Back in the states, after moving to New York City, she encounters Jews once again. This time, she must reconcile the seeming contradiction of Jews who maintain the centrality of their own story, even as many choose to ignore the faith built upon it. Her boyfriend Selig, son of an Orthodox rabbi but himself not observant, confounds her most, with his ease in finding the synthesis that so eludes her. Most of all, she struggles with the inexpressible burdens of the mythology within her. “The power of Jesus’s blood, and my stubborn refusal to completely let go of the church,” she tells us, “was not easy to explain.”

Again and again, there he is, Jesus, appearing and reappearing, just as she thinks she’s moved on. “Like an old boyfriend I still had feelings for, but to whom I couldn’t quite commit. If I actively rejected Jesus whose blood had been sacrificed to give me eternal life . . . the door to the Next World would be forever shut to me. I would never see those I’ve loved and lost and who resided there.”

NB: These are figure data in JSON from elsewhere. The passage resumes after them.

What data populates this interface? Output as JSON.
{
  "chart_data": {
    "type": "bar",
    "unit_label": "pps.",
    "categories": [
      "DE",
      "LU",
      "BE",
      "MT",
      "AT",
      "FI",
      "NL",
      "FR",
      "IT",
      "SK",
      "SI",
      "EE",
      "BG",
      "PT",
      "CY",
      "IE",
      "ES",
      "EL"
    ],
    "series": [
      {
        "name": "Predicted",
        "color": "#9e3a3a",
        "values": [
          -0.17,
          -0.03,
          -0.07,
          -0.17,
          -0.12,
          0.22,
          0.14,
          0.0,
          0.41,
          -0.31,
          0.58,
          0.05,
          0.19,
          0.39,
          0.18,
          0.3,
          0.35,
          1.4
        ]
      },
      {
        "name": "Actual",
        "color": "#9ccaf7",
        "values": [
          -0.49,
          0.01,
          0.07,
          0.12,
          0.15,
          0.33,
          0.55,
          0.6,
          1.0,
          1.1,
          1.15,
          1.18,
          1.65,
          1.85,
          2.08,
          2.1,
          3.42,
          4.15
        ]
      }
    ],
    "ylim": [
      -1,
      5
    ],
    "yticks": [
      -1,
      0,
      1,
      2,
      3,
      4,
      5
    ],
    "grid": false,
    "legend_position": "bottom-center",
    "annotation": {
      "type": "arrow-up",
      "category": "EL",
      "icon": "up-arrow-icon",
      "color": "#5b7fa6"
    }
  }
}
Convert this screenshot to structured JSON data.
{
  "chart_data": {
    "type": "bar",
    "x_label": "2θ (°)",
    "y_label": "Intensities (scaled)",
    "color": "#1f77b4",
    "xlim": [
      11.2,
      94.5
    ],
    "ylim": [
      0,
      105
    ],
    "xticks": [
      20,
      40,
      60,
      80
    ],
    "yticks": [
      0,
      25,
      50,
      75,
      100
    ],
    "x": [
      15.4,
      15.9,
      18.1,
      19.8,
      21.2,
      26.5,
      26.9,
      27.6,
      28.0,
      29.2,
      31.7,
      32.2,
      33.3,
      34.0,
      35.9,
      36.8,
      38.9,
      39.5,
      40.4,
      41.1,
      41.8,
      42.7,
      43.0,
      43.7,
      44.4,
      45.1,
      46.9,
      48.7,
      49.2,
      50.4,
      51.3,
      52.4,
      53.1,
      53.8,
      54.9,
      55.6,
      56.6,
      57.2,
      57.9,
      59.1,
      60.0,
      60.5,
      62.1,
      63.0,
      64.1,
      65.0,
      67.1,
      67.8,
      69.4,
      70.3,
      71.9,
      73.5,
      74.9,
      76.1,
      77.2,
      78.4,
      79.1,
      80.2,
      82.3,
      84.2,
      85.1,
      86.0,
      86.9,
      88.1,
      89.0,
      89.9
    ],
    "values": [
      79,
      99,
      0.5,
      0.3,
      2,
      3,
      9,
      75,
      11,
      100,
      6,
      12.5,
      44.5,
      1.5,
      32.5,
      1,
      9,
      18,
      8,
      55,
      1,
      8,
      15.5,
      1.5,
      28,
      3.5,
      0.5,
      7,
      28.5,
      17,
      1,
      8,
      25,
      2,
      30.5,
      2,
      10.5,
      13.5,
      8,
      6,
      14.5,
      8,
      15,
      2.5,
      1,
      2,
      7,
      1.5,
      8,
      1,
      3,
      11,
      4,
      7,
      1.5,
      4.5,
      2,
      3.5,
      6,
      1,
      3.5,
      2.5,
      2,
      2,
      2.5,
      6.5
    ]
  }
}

Not Jesus of history, not Jesus the Jew, not even the Jesus of the theologian, mere doctrinal symbol, but Jesus and his crimson, metallic blood, as true and as real as the blood of her own finger when pricked. Jesus who might show up in front of the courthouse in Jasper. Jesus, to whose bosom she yearns to be close. Jesus, whose blood sacrifice is to give her eternal life.

Himsel ends with: “You always return for blood.” Indeed, blood is a recurring theme in Himsel’s story. The blood of her own German ancestry. The blood binding her to her family, even as she embraces the story of another tribe. The blood of her menses, which she discovers the Jewish faith fears obsessively. The blood of Jesus, sacrificed for her sins. Most of all, the blood of Jesus.

What, however, is blood about?

“For the life of every creature is its blood,” the Bible tells us in Leviticus, and if blood itself has a life force within it, it is story. It is history. It is myth.

As Himsel clung to her own stories, I, too, find myself clinging to mine. The atlas will never show the Sambatyon, but its force still has power over me, the legend of the lost tribes still exciting my imagination. The Maharal and the golem, too, are forever true to me; they will never be otherwise, even as the historic truth says otherwise.

When the myth is dispelled, there is nothing secure to hold onto. When the myths lose their power, the edifices built upon them shake, crumble, and with them, we fear, goes life itself. And so the task then is to keep the story alive. To retain the myth. The myth that gives us life. The story within the blood.